2Sep
Seventeen wybiera produkty, które naszym zdaniem pokochasz najbardziej. Możemy zarabiać prowizję za linki na tej stronie.
Nie mogę się doczekać, aby wrócić do wszystkich moich przyjaciół w szkole i wrócić do huśtawki, ale Oczywiście będę tęsknić za moją rodziną i, hm, za moimi kotami (tak, jestem TĄ dziewczyną...) i tylko za moim domem w ogólny.
W każdym razie pomyślałem, że ocenię i podzielę się z wami wszystkimi moimi wzlotami i upadkami. To było raczej interesujący...
Zacznijmy od wzlotów, bo jesteśmy pozytywnymi ludźmi!
W górę #1 Dzielę „weekendowy wypad” z mamą. Kilka tygodni po Bożym Narodzeniu postanowiliśmy z mamą trochę, no cóż, czas matki z córką? (Wow, to brzmi tak
niewiarygodnie kiepsko, jestem zakłopotany.) Pojechaliśmy do Bailey's Harbor, małego miasteczka w Door County, WI, do domu moich dziadków (nie było ich w domu) tylko po to, żeby na chwilę uciec. To było bardzo relaksujące i właśnie to, czego potrzebowałem.

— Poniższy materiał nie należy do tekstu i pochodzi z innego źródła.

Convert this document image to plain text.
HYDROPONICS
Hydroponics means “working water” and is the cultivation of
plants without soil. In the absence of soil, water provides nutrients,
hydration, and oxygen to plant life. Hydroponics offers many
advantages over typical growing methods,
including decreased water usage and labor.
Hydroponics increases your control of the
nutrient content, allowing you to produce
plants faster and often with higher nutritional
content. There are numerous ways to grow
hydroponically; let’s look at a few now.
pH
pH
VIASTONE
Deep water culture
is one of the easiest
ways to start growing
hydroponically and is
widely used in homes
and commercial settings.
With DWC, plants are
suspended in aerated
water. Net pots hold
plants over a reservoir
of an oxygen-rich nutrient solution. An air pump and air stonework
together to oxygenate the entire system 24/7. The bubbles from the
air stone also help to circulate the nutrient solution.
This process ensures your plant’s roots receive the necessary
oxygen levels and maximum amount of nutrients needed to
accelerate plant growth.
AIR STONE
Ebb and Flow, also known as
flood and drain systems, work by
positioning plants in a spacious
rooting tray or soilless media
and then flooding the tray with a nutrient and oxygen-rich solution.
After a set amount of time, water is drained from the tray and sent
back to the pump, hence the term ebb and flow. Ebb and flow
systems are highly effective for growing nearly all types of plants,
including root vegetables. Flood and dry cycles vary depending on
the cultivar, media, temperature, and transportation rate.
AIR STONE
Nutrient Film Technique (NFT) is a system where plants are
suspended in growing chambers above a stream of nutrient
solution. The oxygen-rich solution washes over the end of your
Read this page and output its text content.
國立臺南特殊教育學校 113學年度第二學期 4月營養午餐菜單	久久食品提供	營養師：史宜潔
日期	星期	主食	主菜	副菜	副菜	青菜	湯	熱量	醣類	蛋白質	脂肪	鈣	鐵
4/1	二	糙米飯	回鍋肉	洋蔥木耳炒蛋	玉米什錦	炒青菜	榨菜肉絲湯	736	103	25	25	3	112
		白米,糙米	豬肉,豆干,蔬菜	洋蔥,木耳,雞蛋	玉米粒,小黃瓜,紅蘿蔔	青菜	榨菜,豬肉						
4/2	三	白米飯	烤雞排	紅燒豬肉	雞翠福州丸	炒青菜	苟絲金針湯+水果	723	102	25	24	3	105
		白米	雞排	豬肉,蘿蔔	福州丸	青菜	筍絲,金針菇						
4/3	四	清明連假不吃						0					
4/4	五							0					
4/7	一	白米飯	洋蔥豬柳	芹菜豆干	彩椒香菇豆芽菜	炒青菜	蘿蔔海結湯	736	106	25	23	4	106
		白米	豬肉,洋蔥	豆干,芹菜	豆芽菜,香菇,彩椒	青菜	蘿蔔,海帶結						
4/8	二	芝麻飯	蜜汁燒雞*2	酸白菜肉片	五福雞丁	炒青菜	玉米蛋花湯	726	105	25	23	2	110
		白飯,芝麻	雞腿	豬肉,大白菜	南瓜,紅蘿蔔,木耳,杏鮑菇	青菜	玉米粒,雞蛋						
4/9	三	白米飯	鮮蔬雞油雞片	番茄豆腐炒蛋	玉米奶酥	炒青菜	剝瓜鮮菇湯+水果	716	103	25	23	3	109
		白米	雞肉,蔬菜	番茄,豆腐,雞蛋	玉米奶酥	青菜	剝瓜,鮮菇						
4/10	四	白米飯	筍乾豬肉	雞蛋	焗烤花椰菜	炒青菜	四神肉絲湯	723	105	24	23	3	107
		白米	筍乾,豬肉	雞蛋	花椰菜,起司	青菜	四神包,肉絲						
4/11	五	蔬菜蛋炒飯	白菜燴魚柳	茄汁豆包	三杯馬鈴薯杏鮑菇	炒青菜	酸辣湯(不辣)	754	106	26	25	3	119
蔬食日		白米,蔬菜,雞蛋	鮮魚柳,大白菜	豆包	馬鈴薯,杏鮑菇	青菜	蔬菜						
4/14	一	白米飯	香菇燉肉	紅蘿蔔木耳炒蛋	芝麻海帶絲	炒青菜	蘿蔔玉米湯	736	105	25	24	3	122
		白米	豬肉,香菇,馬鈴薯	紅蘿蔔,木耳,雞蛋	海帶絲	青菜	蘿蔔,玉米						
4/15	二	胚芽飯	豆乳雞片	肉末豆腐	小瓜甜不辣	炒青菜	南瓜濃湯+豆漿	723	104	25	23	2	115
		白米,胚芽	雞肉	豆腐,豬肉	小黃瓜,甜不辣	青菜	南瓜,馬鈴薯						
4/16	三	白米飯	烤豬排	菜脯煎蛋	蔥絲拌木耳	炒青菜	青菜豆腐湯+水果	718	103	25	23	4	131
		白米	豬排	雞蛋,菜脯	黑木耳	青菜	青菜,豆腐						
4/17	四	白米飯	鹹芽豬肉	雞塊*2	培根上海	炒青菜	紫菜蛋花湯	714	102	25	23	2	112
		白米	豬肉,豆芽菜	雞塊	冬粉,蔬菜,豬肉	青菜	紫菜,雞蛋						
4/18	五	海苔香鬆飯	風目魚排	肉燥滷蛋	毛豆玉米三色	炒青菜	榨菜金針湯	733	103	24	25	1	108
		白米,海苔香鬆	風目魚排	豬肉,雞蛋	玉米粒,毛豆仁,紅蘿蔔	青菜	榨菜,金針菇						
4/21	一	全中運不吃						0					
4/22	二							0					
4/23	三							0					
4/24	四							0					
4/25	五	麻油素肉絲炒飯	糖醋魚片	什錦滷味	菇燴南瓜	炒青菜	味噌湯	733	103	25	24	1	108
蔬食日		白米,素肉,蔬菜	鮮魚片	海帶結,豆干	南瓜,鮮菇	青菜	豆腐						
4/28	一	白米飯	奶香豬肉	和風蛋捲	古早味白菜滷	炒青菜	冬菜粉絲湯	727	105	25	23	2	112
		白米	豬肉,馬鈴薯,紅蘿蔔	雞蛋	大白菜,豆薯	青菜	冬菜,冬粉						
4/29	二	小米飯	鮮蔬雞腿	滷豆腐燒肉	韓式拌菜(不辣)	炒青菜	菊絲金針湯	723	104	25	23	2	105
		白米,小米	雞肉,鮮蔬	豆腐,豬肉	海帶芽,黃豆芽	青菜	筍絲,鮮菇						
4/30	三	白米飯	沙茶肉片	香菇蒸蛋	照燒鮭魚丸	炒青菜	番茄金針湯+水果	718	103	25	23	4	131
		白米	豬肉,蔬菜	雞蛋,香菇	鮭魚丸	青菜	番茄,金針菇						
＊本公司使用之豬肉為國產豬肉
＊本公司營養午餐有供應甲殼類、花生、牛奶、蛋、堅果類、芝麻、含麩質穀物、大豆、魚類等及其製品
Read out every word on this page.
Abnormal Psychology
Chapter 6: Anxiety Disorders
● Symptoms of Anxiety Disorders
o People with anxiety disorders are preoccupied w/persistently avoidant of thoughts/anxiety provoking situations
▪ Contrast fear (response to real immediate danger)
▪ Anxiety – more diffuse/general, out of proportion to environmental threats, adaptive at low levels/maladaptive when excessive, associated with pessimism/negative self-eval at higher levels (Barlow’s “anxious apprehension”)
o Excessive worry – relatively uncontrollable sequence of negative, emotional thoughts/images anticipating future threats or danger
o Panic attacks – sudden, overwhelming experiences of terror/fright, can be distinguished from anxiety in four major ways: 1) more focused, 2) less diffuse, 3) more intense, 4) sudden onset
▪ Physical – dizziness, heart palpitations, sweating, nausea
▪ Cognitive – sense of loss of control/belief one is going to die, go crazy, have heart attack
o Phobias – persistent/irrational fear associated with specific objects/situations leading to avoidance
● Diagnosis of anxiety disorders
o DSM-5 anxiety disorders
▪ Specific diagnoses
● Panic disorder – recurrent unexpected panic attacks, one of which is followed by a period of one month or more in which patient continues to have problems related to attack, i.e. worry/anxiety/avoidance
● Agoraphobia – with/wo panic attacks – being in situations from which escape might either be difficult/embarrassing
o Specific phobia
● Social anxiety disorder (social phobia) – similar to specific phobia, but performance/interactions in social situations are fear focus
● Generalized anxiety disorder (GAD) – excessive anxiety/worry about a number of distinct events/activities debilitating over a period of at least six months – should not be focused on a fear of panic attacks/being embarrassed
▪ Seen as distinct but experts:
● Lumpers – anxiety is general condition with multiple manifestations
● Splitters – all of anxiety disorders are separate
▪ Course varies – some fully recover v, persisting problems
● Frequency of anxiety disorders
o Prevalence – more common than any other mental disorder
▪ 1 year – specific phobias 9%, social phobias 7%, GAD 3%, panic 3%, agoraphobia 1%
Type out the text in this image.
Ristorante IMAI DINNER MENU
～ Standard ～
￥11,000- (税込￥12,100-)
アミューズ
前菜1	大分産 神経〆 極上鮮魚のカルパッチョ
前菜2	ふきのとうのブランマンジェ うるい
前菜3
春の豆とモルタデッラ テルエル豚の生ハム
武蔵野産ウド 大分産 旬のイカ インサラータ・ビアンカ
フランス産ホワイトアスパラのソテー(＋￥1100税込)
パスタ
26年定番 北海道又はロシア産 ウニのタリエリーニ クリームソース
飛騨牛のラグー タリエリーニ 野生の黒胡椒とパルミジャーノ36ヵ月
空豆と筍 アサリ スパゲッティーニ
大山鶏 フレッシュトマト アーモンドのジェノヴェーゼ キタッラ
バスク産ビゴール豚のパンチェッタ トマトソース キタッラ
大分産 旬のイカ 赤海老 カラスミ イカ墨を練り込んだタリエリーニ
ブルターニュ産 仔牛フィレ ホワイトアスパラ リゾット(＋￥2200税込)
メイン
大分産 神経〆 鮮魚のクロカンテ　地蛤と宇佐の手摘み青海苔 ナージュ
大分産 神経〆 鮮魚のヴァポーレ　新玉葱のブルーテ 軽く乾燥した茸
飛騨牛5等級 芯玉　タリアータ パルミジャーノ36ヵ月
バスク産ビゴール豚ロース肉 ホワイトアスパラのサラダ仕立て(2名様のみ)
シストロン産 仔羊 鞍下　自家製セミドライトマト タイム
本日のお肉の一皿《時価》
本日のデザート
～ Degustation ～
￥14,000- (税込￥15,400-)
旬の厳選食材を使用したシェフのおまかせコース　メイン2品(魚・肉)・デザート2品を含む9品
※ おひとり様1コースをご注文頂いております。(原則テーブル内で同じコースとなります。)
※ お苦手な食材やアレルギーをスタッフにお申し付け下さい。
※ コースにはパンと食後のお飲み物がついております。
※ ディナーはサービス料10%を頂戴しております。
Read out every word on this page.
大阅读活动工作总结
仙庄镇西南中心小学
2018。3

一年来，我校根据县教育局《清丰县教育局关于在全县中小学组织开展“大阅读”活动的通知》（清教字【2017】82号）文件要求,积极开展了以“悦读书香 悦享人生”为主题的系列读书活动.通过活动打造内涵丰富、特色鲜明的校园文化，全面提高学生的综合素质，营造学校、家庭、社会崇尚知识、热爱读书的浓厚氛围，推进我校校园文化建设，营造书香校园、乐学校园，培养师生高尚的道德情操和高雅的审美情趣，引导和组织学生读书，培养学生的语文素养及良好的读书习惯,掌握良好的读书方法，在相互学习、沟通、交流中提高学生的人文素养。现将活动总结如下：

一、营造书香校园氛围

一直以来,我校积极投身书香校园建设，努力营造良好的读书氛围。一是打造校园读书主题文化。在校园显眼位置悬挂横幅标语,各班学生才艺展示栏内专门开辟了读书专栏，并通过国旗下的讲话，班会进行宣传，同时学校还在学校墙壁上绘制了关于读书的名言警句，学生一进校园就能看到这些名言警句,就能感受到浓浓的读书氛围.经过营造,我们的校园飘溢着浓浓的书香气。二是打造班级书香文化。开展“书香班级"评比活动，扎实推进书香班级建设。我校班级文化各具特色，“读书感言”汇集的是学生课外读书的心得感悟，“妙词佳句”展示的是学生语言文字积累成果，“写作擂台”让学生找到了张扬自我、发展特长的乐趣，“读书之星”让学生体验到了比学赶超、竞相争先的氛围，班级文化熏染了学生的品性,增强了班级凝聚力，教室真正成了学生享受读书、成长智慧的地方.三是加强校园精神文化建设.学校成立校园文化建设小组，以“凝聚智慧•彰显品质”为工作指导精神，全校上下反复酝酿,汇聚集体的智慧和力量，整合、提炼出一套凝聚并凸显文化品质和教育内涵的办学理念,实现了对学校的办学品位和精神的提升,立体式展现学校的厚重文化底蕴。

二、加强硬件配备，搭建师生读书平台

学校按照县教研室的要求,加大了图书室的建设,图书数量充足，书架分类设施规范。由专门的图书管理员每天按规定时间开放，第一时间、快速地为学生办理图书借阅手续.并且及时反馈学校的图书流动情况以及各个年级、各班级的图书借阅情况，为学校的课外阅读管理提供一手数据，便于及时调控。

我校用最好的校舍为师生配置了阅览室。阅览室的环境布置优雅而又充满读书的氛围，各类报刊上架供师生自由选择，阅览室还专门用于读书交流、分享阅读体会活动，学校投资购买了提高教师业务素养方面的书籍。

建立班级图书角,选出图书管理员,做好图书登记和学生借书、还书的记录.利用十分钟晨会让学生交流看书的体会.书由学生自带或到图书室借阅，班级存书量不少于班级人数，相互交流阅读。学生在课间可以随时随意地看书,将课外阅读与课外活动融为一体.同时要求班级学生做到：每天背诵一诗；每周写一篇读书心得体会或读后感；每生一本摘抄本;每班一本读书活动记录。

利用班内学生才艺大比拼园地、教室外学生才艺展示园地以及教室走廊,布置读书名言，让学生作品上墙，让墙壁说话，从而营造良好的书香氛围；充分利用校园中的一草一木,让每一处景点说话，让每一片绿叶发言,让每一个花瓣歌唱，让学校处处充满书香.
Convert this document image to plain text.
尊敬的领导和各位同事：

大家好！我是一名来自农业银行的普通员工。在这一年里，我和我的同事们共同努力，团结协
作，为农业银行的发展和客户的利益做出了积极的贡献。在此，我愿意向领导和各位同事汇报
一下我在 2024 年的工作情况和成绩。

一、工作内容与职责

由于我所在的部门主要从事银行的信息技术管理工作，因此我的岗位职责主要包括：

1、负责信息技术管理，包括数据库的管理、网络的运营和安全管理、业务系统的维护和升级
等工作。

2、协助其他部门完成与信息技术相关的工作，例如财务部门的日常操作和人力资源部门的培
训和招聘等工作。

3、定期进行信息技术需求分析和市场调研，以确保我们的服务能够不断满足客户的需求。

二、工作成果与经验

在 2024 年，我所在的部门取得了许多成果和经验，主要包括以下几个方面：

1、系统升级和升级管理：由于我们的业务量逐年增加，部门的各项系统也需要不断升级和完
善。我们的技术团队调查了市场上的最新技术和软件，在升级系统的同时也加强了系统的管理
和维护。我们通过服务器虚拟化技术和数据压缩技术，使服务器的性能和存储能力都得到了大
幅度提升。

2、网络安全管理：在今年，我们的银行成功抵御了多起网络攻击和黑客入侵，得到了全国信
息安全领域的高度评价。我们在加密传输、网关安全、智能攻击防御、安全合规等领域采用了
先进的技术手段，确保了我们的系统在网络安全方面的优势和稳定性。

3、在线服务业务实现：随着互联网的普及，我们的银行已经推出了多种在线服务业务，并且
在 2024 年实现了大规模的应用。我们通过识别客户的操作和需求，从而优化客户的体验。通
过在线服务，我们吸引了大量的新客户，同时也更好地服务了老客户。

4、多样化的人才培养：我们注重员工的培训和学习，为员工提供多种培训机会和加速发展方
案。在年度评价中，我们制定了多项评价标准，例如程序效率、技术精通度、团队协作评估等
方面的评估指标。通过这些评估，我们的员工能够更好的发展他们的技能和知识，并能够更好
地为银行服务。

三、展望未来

W górę #3 Ponowne połączenie z moją pierwszą prawdziwą miłością; mój pierwszy KIEDYKOLWIEK chłopak... ponieważ teraz szczęśliwie spotyka się z moją 17-letnią siostrą! Dobra, teraz wiem, że myślisz „CO!!! TO SZALONE! FAMILY PLAYER!” Ale powinienem chyba wspomnieć o jednym małym malutki Szczegół. Był moim pierwszy chłopak... co oznacza, że był moim chłopakiem w 5 i 6 klasie :P Szczerze mówiąc, nie wydaje mi się, żebyśmy kiedykolwiek rozmawiali osobiście podczas "randki"... może kiedyś na przerwie? No i oczywiście koniec Komunikator MSN. Więc tak, naprawdę fajnie było spotkać dzieciaka, w którym byłem tak zakochany w młodości. Nie wspominając o żartowaniu z nim: „Brett, nie pamiętam, żebyś kiedykolwiek przyniósł ja kwiaty kiedy my przestarzałe!” Było świetnie. Jakie są szanse?!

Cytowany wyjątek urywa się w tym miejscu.